Category: Glomerular Diseases

  • 1403 Podocyte Biology

Authors

  • Berlingerio, Sante Princiero, Katholieke Universiteit Leuven Groep Biomedische Wetenschappen, Leuven, Flanders, Belgium
  • Tassinari, Sarah, Universita degli Studi di Torino Dipartimento di Biotecnologie Molecolari e Scienze per la Salute, Torino, Italy
  • Bondue, Tjessa, Katholieke Universiteit Leuven Groep Biomedische Wetenschappen, Leuven, Flanders, Belgium
  • Ferrulli, Angela, Katholieke Universiteit Leuven Groep Biomedische Wetenschappen, Leuven, Flanders, Belgium
  • Lismont, Celien, Katholieke Universiteit Leuven Groep Biomedische Wetenschappen, Leuven, Flanders, Belgium
  • Fransen, Marc, Katholieke Universiteit Leuven Groep Biomedische Wetenschappen, Leuven, Flanders, Belgium
  • Cairoli, Sara, Ospedale Pediatrico Bambino Gesu, Roma, Lazio, Italy
  • Arcolino, Fanny Oliveira, Amsterdam Universitair Medische Centra, Duivendrecht, Noord-Holland, Netherlands
  • Van den heuvel, Lambertus P.W.J., Katholieke Universiteit Leuven Groep Biomedische Wetenschappen, Leuven, Flanders, Belgium
  • Bussolati, Benedetta, Universita degli Studi di Torino Dipartimento di Biotecnologie Molecolari e Scienze per la Salute, Torino, Italy
  • Levtchenko, Elena, Amsterdam Universitair Medische Centra, Duivendrecht, Noord-Holland, Netherlands
Background

Cystinosis is a rare, incurable, autosomal recessive lysosomal storage disease caused by mutations in the CTNS-/- gene and leading to lysosomal cystine accumulation in all cells of the body. While cystinosis is considered as a prototype of proximal tubular dysfunction, the disease also affects glomerular podocytes and presents with increased podocyte losses into urine and glomerular proteinuria at early disease stages. Cysteamine, the current standard of care treatment, decreases lysosomal cystine accumulation but does not reverse podocyte injury.

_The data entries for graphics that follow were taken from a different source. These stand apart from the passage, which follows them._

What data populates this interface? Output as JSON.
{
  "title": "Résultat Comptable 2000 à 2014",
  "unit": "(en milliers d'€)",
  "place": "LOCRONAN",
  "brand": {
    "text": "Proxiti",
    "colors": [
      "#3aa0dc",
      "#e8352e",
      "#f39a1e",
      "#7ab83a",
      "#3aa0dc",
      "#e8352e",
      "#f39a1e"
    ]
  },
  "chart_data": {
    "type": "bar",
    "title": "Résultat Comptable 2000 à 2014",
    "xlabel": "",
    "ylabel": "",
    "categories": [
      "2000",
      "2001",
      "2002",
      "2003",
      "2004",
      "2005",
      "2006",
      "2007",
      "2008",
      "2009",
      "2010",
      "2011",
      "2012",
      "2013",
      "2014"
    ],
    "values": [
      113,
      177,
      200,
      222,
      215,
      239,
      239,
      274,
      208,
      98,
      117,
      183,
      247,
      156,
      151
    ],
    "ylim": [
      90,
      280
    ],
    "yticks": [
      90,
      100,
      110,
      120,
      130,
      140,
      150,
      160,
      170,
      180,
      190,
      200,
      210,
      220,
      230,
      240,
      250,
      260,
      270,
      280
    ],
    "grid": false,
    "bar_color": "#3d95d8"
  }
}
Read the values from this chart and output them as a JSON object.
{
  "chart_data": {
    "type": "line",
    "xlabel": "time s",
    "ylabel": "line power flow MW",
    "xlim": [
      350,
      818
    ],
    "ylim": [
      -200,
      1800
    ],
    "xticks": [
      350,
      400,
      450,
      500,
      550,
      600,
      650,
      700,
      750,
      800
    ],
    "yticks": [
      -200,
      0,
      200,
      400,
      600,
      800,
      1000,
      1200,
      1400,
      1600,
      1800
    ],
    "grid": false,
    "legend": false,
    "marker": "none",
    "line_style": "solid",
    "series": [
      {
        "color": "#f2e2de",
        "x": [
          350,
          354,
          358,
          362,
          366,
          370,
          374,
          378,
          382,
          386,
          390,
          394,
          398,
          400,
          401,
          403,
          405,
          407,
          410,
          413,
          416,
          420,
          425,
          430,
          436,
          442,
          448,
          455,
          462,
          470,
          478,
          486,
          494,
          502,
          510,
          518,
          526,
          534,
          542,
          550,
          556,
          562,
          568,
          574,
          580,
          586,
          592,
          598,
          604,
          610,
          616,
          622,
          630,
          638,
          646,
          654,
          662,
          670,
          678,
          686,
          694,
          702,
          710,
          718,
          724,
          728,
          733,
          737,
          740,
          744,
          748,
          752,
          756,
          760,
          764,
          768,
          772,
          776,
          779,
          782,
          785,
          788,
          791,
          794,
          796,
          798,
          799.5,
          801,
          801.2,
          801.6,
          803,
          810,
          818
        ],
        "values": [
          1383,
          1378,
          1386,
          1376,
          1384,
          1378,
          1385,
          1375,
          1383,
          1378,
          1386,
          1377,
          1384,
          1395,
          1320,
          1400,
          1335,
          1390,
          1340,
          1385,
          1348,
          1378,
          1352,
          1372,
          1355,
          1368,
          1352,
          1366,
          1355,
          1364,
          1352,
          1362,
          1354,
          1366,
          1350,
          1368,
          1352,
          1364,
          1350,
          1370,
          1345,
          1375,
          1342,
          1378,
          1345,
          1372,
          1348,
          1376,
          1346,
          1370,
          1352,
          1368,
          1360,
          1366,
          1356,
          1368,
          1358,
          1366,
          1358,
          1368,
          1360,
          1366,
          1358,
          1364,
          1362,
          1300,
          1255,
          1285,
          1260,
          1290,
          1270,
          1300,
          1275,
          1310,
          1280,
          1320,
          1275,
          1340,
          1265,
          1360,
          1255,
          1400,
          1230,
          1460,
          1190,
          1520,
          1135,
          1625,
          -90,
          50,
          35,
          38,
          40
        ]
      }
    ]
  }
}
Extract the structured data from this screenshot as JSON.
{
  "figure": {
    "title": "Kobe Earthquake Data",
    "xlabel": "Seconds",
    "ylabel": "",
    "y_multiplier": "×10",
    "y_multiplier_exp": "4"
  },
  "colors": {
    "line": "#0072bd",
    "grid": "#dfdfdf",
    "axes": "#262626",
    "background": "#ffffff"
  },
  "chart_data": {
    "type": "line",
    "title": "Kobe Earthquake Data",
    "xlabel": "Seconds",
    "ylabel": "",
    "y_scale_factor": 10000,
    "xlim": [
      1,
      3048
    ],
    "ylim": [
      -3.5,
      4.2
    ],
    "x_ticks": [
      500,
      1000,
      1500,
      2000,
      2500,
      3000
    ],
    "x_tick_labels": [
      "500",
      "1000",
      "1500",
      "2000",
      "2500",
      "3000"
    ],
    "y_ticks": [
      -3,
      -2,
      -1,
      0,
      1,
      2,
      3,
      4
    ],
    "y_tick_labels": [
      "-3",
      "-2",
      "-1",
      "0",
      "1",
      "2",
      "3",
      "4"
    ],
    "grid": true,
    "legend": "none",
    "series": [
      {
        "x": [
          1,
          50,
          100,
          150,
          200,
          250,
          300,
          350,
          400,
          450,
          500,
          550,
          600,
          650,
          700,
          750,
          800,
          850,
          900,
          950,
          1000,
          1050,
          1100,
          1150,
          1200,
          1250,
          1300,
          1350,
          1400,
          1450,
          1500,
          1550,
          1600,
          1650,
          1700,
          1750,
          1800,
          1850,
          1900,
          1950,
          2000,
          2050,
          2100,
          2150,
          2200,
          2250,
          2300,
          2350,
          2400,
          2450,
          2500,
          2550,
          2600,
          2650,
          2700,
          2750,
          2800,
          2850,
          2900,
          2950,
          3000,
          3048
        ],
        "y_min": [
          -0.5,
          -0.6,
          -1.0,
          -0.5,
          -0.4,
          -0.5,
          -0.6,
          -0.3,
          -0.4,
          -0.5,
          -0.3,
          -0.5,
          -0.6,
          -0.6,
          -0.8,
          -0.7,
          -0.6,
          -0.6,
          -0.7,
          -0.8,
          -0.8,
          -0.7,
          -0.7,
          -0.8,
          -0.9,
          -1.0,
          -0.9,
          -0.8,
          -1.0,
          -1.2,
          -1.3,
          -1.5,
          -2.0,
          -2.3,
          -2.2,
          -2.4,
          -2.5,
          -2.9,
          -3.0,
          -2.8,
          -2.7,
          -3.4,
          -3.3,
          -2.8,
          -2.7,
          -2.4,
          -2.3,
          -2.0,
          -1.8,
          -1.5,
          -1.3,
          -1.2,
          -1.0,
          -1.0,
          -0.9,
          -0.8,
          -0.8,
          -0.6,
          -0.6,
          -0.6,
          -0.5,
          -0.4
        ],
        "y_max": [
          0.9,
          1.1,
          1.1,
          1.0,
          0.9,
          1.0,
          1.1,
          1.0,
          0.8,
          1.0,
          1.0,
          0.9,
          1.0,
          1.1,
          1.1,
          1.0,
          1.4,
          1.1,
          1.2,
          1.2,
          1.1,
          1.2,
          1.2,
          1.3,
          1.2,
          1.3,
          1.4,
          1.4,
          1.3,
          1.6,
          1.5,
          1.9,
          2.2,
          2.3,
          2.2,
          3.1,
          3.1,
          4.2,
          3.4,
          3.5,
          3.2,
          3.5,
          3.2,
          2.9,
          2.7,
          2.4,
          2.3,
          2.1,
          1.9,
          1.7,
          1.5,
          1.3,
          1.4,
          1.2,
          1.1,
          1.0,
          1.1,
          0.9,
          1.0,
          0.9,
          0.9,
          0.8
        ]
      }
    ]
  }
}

Thus, we aimed at investigating other pathogenic mechanisms than mere cystine accumulation involved in glomerular dysfunction in cystinosis.

Methods

Immortalized cystinosis patient-derived podocytes, healthy podocytes and CTNS-/- knockdown podocytes were used and the results were validated in our newly in-house developed fluorescent ctns-/- zebrafish larvae model (l-fabp:DBP-eGFP;CTNS). To understand the impaired podocyte functionality, static and dynamic permeability assay, tracer metabolomics analysis (LC-MS), flow cytometry, RT-qPCR, western blot, chemical and dynamic roGFP2 redox-sensing fluorescent probes were used.

Results

Cystinosis podocytes present decreased adhesion, increased permeability and enhanced ferroptosis cell death caused by an accumulation of mitochondrial ROS-driven lipid membrane peroxides. Moreover, these cells show fragmented mitochondrial network with impaired energy and TCA cycle metabolism and decreased expression of superoxide scavenging enzyme SOD2. Targeting mitochondrial ROS with MitoTEMPO in combination with cysteamine or lipid peroxidation with Liproxstatin-1 improved podocytes dysfunction in vitro and rescued proteinuria in cystinosis zebrafish larvae.

Conclusion

Mitochondrial dysfunction leading to increased ROS production and subsequent lipid peroxidation drive podocyte detachment and ferroptosis and plays a key role in podocyte injury in cystinosis. Targeting these mechanisms represents a new therapeutic prospective for nephropathic cystinosis.